Gayus bisa leluasa berkeliaran kemana saja saat dipenjara. Ini
semua karena Gayus memegang capital. Hal ini tidak mungkin terjadi
ketika yang dipenjara tidak punya apa-apa. Harta telah mempengaruhi
segalanya. Keputusan hakim bahkan bias dibeli dengan harta. Penjara
bias dibeli dengan harta. Penjara yang tadinya untuk menjerakan
sekarang menjadi menyenangkan bagi yang beruang. Kerakusan pemilik
modal telah menjarah kehidupan masyarakat. Nah untuk melawan para
pemilik modal yang rakus ini kita memerlukan komunitas-komunitas
ekonomi yang mandiri. Komunitas-komunitas ekonomi yang memiliki
komitmen untuk mensejahterakan seluruh anggota komunitasnya dan
mencoba terus berjuang melawan kerakusan dan keserakahan para
pemilik modal yang menjadi tuan-tuan dalam ranah kapitalisme. Dan
satu-satunya sistem ekonomi yang memiliki kekuatan komunitas ini
mennurut Mohammad Hatta adalah koperasi. Mohammad Hatta salah satu
proklamator kemerdekaan bangsa dan negara ini telah mengajari kita
bagaimana caranya. Kita sebaiknya menggali kembali pemikiran Bapak
Guru bangsa ini sambil melakukan penyempurnaan yang masih dirasa
kurang. Satu-satunya sistem ekonomi dari, oleh dan untuk komunitas
adalah koperasi. Produk-produk koperasi bisa terus dikembangkan.

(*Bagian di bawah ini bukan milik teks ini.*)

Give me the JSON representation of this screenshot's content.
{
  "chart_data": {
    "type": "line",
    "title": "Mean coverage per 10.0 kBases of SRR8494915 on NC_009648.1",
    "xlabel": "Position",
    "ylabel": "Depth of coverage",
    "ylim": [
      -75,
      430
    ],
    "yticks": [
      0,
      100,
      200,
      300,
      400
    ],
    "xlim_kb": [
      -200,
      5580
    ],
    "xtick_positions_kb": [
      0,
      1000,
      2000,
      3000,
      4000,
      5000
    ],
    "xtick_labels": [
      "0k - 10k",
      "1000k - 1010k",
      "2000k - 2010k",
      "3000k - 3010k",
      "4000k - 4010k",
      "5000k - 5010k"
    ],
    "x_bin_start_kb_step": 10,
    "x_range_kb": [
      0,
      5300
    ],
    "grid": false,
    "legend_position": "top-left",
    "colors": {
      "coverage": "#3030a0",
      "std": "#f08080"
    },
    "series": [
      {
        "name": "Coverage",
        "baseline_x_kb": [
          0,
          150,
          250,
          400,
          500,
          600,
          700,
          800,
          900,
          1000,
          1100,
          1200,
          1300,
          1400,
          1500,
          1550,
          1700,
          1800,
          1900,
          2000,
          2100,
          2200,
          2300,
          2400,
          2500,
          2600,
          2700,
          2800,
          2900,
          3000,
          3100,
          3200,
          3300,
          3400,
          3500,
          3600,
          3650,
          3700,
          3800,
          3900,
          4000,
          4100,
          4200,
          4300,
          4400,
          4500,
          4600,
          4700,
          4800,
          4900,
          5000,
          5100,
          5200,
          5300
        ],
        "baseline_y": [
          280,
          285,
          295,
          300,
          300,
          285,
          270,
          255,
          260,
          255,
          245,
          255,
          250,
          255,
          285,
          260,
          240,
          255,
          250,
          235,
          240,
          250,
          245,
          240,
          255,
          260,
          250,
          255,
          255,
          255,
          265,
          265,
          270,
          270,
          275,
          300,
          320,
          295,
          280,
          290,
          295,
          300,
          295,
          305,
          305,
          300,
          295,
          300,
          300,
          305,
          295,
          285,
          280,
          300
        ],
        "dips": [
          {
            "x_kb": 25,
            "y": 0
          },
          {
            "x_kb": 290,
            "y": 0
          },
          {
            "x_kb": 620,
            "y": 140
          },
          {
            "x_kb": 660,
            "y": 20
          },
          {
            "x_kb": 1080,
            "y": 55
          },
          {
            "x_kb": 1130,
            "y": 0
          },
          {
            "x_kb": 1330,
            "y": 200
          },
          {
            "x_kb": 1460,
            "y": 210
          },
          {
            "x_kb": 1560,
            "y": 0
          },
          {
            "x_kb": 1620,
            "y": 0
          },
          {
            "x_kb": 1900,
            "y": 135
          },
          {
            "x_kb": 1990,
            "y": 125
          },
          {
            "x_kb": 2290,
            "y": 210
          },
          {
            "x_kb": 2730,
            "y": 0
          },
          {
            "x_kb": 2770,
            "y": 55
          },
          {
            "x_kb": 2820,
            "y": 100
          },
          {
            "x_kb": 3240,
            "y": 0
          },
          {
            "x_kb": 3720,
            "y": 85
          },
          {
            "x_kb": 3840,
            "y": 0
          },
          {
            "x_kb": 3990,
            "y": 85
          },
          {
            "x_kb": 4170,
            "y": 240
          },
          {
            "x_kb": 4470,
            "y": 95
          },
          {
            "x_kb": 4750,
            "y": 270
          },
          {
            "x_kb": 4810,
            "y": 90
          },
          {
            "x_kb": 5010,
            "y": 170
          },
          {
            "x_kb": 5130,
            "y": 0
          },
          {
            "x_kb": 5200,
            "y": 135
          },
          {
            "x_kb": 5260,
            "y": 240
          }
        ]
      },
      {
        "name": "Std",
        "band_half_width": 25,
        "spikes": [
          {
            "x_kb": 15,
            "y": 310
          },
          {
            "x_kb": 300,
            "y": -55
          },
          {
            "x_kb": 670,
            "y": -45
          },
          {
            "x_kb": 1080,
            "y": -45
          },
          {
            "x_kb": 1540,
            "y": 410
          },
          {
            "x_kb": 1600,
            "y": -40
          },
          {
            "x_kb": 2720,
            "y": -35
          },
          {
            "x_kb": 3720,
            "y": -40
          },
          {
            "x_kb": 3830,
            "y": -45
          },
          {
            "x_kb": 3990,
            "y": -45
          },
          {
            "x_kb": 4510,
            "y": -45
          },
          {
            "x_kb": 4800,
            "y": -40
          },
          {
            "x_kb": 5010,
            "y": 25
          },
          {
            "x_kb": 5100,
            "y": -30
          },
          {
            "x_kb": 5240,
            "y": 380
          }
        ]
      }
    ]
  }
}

Bahkan segala kelebihan sistem perbankan pun bisa kita adopsi pada
koperasi ini yang tentu saja koperasi akan memihak kesejaheraan
anggoata-anggotanya bukan para pemilik modal yang rakus dan
korup.Sekuat apapun peruasahaan besar (saya menganalogikan vendor
dalam dunia software) tidak akan berpengaruh banyak terhadap
komunitas-komunitas (anggota koperasi) jika masing-masing diri
tetap berkomitmen terhadap komunitasnya, seperti kehebatan .NET
tidak mempu memalingkan komunitas Java yang semakin hari semakin
terasa kekuatannya. Sampai-sampai Bill Gates pun kelimpungan
bagaimana cara membendung kekuatan komunitas ini. Satu-satunya
kekuatan yang mampu menggulingkan tahta kekuasaan kapitalisme dari
kerajaan sistem ekonomiadalah komunitas koperasi. Akhirnya saya
ingin menutup tulisan ini dengan kalimat Kekuatan itu adalah
komunitas. Islam tegak dengan kekuatan, dan kekuatan ada dalam
jamaah. Bagi teman-teman pergerakan yel-yel rakyat bersatu tak bisa
dikalahkan, memang benar adanya. Hanya saja untuk menyatukannya
butuh strategi dan -dalam dunia kapitalis- kekuatan ekonomi.